Sa machine aurait été reproduite en Jordanie pour aider les réfugiées syriennes.
L’impact sur l’environnement
Inspirées par Muruganantham, de plus en plus d’entreprises sociales ont été lancées en Inde pour fabriquer des serviettes hygiéniques moins chères. Cependant, les critiques disent également que se concentrer sur les serviettes hygiéniques et ignorer les linges traditionnellement utilisés pour l’hygiène menstruelle n’est pas durable. Sinu Joseph, une éducatrice en santé menstruelle en Inde, commente :
L’hypocrisie est telle que des organisations étrangères faisant valoir la nécessité d’introduire des serviettes hygiéniques en Inde en affirmant que 88 % des femmes indiennes utilisent des linges font la promotion de serviettes en tissu et de coupes menstruelles réutilisables dans leur propre pays, en invoquant des raisons environnementales. Si c’est le cas, alors l’Inde est très en avance sur le reste du monde en matière de respect de l’environnement. […]

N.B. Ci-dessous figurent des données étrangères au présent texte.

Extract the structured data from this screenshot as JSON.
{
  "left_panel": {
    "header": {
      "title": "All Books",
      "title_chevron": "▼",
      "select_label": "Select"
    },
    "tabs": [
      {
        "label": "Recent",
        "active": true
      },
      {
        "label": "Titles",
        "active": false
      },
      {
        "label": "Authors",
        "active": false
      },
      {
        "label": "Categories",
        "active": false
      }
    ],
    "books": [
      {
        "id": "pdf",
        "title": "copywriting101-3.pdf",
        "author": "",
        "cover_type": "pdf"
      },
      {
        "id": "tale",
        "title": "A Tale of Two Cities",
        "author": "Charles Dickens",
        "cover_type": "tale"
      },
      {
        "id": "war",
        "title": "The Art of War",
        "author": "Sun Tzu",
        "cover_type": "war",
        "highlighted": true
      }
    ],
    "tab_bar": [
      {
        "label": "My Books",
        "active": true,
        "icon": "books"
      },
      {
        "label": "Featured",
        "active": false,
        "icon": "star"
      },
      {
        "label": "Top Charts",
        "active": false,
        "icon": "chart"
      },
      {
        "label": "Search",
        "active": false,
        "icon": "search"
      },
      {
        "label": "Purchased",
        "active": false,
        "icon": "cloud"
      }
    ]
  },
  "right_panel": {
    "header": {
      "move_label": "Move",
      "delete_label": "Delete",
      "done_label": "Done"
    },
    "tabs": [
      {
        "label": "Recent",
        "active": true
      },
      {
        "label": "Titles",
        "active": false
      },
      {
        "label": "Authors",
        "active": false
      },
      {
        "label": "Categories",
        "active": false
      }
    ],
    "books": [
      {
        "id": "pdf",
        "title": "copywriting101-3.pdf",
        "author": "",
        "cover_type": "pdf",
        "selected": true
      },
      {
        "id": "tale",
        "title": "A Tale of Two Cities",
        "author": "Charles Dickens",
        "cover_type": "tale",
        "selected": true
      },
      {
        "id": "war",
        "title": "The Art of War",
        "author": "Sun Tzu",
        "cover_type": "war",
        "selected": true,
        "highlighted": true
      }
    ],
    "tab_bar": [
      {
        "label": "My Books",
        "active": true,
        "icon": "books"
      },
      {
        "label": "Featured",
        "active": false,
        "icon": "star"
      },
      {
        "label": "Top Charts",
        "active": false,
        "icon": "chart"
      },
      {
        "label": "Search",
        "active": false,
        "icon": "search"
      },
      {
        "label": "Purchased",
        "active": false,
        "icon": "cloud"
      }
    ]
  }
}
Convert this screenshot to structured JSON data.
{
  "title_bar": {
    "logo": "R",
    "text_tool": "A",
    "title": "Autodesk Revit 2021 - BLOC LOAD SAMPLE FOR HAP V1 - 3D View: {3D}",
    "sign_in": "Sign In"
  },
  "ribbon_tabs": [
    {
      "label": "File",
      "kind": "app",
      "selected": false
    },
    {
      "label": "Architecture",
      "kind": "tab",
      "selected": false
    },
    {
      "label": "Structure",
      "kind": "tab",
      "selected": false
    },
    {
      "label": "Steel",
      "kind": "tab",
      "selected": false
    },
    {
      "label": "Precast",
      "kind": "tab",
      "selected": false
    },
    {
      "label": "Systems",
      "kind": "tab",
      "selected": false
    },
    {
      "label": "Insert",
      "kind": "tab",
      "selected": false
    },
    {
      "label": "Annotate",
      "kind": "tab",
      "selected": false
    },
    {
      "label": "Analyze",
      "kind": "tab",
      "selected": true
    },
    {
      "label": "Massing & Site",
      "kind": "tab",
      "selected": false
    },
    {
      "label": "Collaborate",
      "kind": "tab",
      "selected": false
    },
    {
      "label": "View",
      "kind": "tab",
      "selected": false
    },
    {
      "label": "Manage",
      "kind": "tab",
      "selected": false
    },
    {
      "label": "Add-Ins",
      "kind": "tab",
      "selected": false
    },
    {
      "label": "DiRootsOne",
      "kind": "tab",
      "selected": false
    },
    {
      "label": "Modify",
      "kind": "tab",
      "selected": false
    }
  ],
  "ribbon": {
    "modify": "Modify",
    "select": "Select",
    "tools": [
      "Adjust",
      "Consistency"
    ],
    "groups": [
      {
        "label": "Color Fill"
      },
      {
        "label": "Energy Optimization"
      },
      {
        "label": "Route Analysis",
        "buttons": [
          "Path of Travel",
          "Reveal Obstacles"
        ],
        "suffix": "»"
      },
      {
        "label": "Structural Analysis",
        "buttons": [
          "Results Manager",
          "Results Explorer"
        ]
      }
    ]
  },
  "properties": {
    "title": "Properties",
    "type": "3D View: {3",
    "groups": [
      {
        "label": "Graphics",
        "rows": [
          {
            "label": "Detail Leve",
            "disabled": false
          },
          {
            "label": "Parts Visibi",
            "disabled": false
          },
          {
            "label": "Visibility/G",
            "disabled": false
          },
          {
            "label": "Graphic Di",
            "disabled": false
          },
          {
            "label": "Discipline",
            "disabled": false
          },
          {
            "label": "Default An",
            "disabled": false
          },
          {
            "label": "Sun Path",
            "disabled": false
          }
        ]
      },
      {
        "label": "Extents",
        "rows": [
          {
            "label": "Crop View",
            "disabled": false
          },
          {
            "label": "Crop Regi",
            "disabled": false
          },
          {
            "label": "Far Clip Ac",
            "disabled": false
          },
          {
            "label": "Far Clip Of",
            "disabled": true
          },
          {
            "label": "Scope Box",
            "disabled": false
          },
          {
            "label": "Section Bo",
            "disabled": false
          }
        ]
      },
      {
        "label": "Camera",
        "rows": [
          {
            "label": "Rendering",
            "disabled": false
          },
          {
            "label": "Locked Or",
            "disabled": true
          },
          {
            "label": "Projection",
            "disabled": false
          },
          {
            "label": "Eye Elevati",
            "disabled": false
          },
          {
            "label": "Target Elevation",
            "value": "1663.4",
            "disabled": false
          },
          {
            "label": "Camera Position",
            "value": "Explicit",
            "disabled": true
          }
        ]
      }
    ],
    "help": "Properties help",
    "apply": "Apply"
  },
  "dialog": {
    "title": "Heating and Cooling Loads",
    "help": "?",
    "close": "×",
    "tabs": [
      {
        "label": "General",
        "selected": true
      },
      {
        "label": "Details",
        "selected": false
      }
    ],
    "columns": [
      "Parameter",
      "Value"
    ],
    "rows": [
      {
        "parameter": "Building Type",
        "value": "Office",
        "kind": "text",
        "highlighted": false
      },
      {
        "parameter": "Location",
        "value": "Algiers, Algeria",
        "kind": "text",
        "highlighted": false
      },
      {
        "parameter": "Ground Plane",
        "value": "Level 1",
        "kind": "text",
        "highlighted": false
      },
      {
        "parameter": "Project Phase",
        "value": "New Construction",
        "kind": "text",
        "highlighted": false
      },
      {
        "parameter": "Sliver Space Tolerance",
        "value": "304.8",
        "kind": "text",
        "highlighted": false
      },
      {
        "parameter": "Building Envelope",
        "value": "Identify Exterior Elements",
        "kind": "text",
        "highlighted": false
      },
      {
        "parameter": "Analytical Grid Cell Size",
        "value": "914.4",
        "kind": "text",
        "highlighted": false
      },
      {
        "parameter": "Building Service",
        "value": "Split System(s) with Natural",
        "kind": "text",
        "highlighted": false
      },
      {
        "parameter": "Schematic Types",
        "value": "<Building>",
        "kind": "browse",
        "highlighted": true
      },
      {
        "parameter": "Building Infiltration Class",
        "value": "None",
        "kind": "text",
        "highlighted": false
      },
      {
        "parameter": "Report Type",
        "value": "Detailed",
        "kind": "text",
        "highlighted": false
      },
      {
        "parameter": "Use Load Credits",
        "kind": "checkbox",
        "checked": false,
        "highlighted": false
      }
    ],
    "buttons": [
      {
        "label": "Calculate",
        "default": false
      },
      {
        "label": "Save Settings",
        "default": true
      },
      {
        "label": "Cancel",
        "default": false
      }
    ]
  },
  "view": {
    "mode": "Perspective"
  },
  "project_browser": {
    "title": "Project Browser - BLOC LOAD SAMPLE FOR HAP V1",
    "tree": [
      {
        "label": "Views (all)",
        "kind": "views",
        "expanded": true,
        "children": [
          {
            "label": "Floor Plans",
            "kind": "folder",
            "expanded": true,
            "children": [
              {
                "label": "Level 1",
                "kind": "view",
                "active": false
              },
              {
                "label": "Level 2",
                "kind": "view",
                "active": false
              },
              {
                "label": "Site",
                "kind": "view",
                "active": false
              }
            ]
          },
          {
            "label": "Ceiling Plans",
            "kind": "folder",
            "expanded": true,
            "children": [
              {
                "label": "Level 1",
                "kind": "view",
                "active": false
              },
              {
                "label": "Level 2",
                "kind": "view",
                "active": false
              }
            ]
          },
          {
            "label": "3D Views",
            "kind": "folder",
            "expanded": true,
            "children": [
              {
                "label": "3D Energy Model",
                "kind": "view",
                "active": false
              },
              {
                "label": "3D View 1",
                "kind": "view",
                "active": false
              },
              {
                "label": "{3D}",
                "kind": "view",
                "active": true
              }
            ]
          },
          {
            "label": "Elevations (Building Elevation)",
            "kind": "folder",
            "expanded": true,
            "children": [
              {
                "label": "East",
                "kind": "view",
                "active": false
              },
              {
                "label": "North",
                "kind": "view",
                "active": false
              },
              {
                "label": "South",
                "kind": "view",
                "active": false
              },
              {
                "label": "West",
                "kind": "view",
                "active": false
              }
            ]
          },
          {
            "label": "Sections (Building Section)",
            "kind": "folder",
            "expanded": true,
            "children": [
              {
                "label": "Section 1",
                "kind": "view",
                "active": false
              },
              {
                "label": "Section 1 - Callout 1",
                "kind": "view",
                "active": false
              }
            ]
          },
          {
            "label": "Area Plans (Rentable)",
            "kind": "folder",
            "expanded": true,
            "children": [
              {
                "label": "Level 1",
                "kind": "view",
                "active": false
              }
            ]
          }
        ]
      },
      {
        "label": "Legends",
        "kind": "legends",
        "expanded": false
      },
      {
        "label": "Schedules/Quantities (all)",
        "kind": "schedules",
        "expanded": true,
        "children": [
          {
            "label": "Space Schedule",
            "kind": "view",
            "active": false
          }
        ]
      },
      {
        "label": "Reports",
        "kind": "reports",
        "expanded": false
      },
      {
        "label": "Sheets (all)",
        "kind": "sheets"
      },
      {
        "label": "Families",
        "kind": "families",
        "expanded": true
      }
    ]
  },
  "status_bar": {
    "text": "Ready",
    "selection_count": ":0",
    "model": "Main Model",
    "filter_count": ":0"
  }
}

Ce dont nous avons besoin c’est d’une solution simple de communication d’informations dans les écoles et les communautés sur le maintien de l’hygiène menstruelle, que ce soit avec des linges ou des serviettes. Et laisser aux femmes le soin de décider ce qu’elles souhaitent utiliser.
Enfin, il se pose la question de l’élimination des serviettes. C’est en pensant à l’élimination des serviettes hygiéniques que Kathy Walkling s’est lancée dans la fabrication de serviettes hygiéniques biodégradables en tissu, au sein du groupe indien Ecofemme, composé uniquement de femmes, qui produit et exporte des serviettes en tissu issues du commerce équitable depuis l’Inde vers 14 pays dans le monde. D’autres organisations en Inde ont commencé à produire des serviettes compostables bon marché comme Azadi pad et Anandi pad.
La santé et l’hygiène menstruelles ne sont pas qu’une question de femmes. Si une grande partie de la population est freinée par un problème souvent ignoré, cela affecte l’ensemble de la population. Si seulement les décideurs politiques pouvaient reconnaître et accepter cette vérité.